Allicin (105) is an essential ingredient of garlic, responsible for its favor, and its pharmacological activities range from anti-inflammatory to antioxidative stress and antihypertensive activities. 105 has also been confirmed to attenuate inflammation via increasing the expression of LXRα in a dose-dependent manner (Zhang et al., 2017).

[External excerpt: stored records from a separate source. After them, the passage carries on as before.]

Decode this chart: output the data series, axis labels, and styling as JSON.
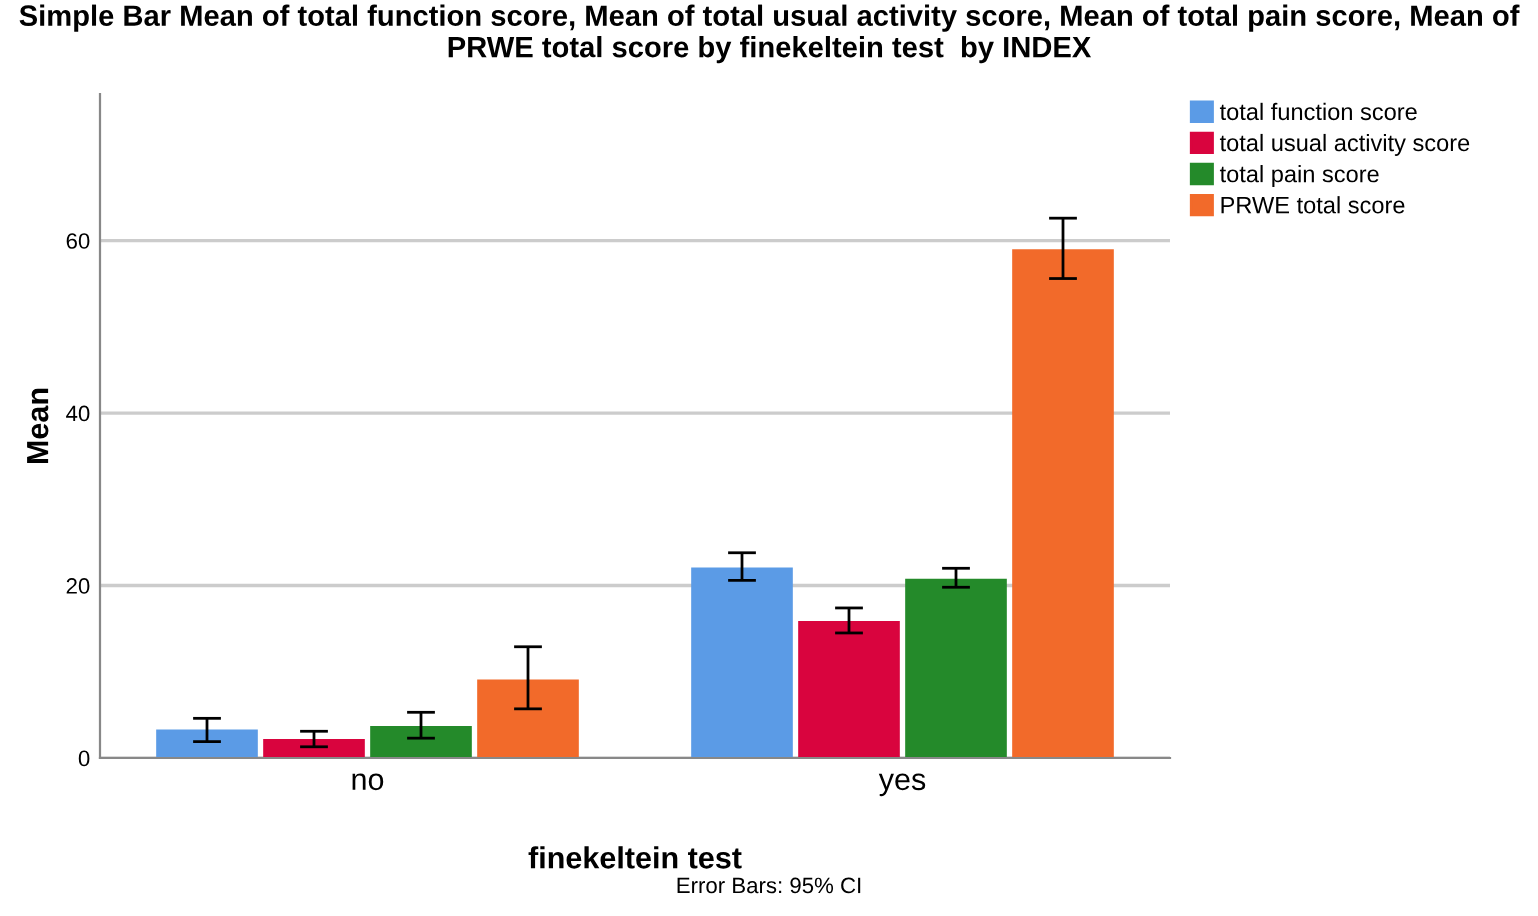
{
  "chart_data": {
    "type": "bar",
    "title": "Simple Bar Mean of total function score, Mean of total usual activity score, Mean of total pain score, Mean of PRWE total score by finekeltein test  by INDEX",
    "xlabel": "finekeltein test",
    "ylabel": "Mean",
    "categories": [
      "no",
      "yes"
    ],
    "series": [
      {
        "name": "total function score",
        "color": "#5b9be6",
        "values": [
          3.3,
          22.1
        ],
        "errors": [
          [
            1.9,
            4.6
          ],
          [
            20.6,
            23.8
          ]
        ]
      },
      {
        "name": "total usual activity score",
        "color": "#d9043e",
        "values": [
          2.2,
          15.9
        ],
        "errors": [
          [
            1.3,
            3.1
          ],
          [
            14.5,
            17.4
          ]
        ]
      },
      {
        "name": "total pain score",
        "color": "#248a2a",
        "values": [
          3.7,
          20.8
        ],
        "errors": [
          [
            2.3,
            5.3
          ],
          [
            19.8,
            22.0
          ]
        ]
      },
      {
        "name": "PRWE total score",
        "color": "#f26a2a",
        "values": [
          9.1,
          59.0
        ],
        "errors": [
          [
            5.7,
            12.9
          ],
          [
            55.6,
            62.6
          ]
        ]
      }
    ],
    "ylim": [
      0,
      77
    ],
    "yticks": [
      0,
      20,
      40,
      60
    ],
    "grid": "y",
    "legend": "top right",
    "annotations": [
      "Error Bars: 95% CI"
    ]
  }
}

Taurine (106), known as 2-aminoethanesulfonic acid is synthesized in the liver to a small extent, which is also isolated from seafood. Macrophage cells incubated with 106 inhibited cholesterol accumulation and regulated genes expression involved in RCT as an LXRα agonist (Hoang et al., 2012c).

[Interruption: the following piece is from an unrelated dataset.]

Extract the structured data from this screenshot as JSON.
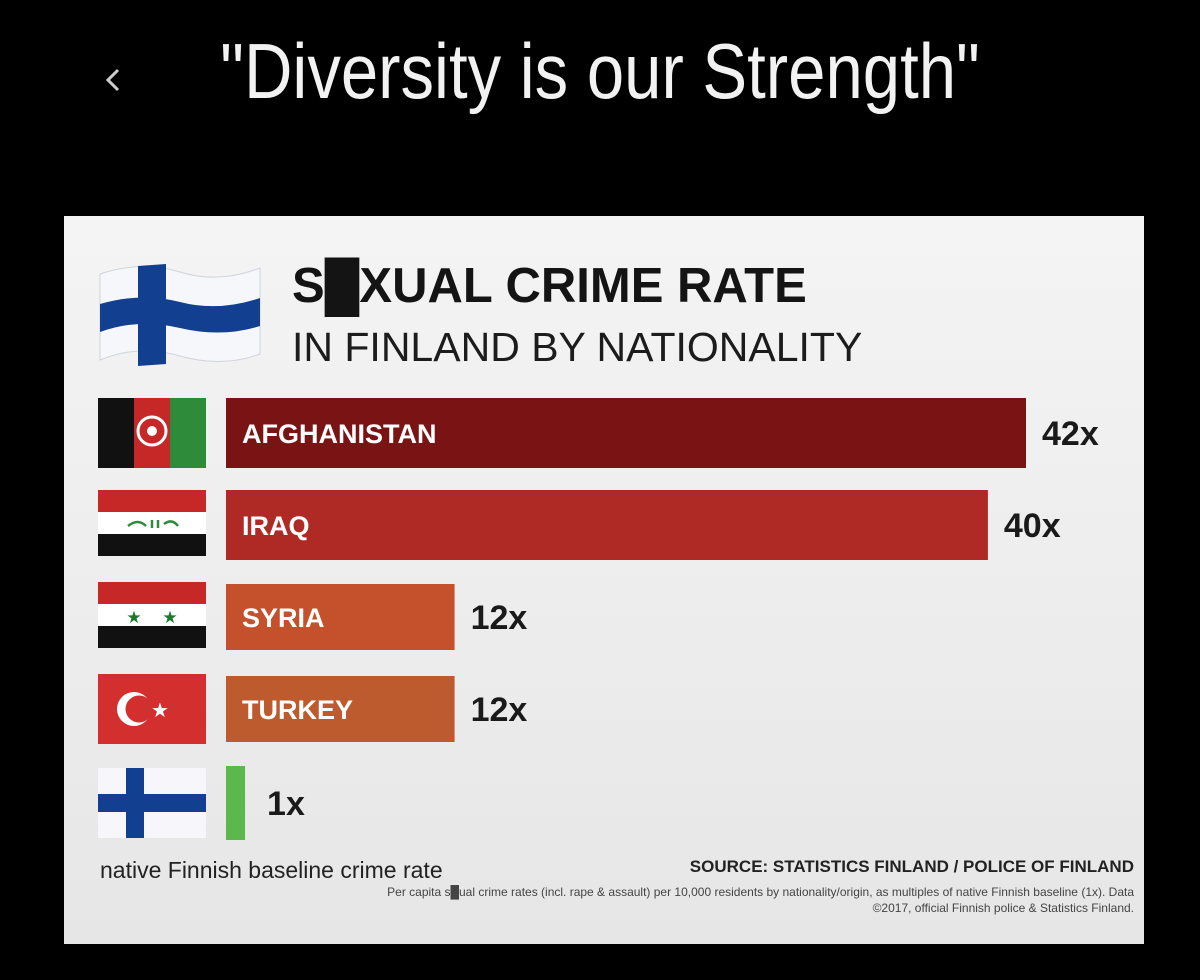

Luteolin (118), occurring in a broad range of vegetables, fruits, and grains like carrots, peppers, celery, parsley, and spinach, is a common dietary flavonoid exerting numerous biological activities including antioxidant, anticancer, antimicrobial, antiallergic, and antiinflammatory effects. It abrogated agonist-induced LXRα/β transcriptional activity and suppressed the expression of related target genes serving as an LXRα/β antagonist (Francisco et al., 2016). Treatment with 118 inhibited LXR activation in HepG2 cells and eliminated lipid accumulation induced by LXR-SREBP-1c activation, thereby decreasing TG accumulation and primary hepatocytes. Overall, lipid accumulation induced by LXRs-SREBP-1c activation was abolished both in vivo and in vitro after treatment with 118, indicating the potential as a therapeutic agent for treating NAFLD (Yin et al., 2017). Besides, 118 in combination with cisplatin could potentially be used as a new regimen for the treatment of ovarian cancer (Wang et al., 2018c). It exhibited that 118 could upregulate LXRα and downstream target gene expression to control cholesterol metabolism (Park et al., 2020).
Curcumin (133), an active phenol derivative obtained from Curcuma longa L., could suppress the hepatic overexpression of LXRα, PPARγ, and fatty acid synthase. An immunoblot analysis also verified that 133 decreased the protein expression of LXRα and SREBP1c in the liver. Moreover, histological and serum biochemical analyses indicated that 133 apparently attenuated the hepatic lipid accumulation and decreased TG, TC, and nonesterified fatty acid levels in NAFLD mice model on account of the role for the prevention and treatment of NAFLD (Maithilikarpagaselvi et al., 2016; Chen et al., 2017b; Auger et al., 2018).